Even More CIA Documents to Be Disclosed Monday
The deluge continues. Word comes that in response to pending requests from the American Civil Liberties Union, another tranche of CIA documents about Bush-era interrogations and detentions could be released as early as Monday. That’s on top this week’s release of the 2004 CIA inspector general’s report on torture; two additional documents requested by former Vice President Dick Cheney on the efficacy of torture; and a pile of additional Justice Department memoranda on the legality of all of this.
Expected Monday, as the result of Judge Alvin Hellerstein’s order: A presidential order from Sept. 17, 2001 authorizing the CIA to set up unacknowledged detention facilities around the world. The CIA first acknowledged the existence of that “black site” authorization in 2006. Chances are the document will remain heavily redacted, and ACLU attorneys indicate that they aren’t expecting to learn that much from it. But still.
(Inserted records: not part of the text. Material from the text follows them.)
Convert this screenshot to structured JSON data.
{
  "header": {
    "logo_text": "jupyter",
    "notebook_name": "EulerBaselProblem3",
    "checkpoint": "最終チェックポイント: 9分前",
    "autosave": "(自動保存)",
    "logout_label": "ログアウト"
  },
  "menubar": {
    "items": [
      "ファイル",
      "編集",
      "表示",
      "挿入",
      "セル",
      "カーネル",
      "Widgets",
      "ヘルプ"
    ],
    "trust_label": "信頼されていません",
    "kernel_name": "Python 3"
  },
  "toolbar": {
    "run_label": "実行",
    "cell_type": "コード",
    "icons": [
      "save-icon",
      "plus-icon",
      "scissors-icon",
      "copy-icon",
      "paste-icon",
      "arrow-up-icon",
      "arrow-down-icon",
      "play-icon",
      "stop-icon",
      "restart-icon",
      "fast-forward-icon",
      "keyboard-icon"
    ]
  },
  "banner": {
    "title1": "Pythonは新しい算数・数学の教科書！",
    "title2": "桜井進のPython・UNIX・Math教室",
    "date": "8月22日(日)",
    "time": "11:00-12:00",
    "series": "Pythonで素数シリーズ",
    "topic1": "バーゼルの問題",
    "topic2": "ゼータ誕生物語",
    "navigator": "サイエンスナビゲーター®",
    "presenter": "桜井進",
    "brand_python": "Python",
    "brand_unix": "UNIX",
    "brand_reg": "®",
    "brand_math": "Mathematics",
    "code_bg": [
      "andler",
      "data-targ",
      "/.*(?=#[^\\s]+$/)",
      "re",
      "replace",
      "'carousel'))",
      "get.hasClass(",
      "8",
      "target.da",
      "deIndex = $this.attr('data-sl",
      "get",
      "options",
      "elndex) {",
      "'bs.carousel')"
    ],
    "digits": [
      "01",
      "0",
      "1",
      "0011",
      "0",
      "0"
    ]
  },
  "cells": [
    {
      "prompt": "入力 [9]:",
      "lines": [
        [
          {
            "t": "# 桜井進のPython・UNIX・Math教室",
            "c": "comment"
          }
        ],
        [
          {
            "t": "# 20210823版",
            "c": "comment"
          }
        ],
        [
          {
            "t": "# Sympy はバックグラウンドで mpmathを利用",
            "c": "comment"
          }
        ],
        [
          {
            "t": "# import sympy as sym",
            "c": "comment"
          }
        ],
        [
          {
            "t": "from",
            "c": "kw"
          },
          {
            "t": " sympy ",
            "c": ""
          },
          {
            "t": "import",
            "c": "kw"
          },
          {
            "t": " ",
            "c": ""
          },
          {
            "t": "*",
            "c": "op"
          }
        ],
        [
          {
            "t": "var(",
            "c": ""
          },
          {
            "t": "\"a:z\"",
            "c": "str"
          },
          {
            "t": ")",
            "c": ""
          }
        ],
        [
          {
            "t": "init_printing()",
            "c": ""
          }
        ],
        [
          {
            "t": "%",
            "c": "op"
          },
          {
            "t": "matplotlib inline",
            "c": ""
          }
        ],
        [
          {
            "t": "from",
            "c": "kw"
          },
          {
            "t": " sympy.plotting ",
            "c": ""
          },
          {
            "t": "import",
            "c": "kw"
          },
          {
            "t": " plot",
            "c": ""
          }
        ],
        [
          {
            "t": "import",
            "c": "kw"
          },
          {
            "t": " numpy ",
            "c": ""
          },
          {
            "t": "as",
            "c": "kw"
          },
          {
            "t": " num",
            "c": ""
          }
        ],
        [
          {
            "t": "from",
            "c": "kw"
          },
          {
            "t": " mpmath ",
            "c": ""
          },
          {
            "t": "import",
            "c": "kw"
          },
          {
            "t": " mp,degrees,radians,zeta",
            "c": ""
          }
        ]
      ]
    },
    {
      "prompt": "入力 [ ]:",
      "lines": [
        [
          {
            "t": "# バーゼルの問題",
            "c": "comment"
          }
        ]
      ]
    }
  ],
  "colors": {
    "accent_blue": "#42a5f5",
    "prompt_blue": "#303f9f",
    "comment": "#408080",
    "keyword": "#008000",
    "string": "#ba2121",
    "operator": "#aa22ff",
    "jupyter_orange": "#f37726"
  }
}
Aside from that order, there are just a few more disclousres, like about *129 *documents from the closed CIA inspector general files, including interview reports, cables, emails and more. And then about 138 documents from the Justice Department’s Office of Legal Counsel that the CIA insisted on classifying. You know, light Labor Day reading.
Update: Oops. Apparently the presidential directive was never actually disclosed. Just acknowledged. My apologies.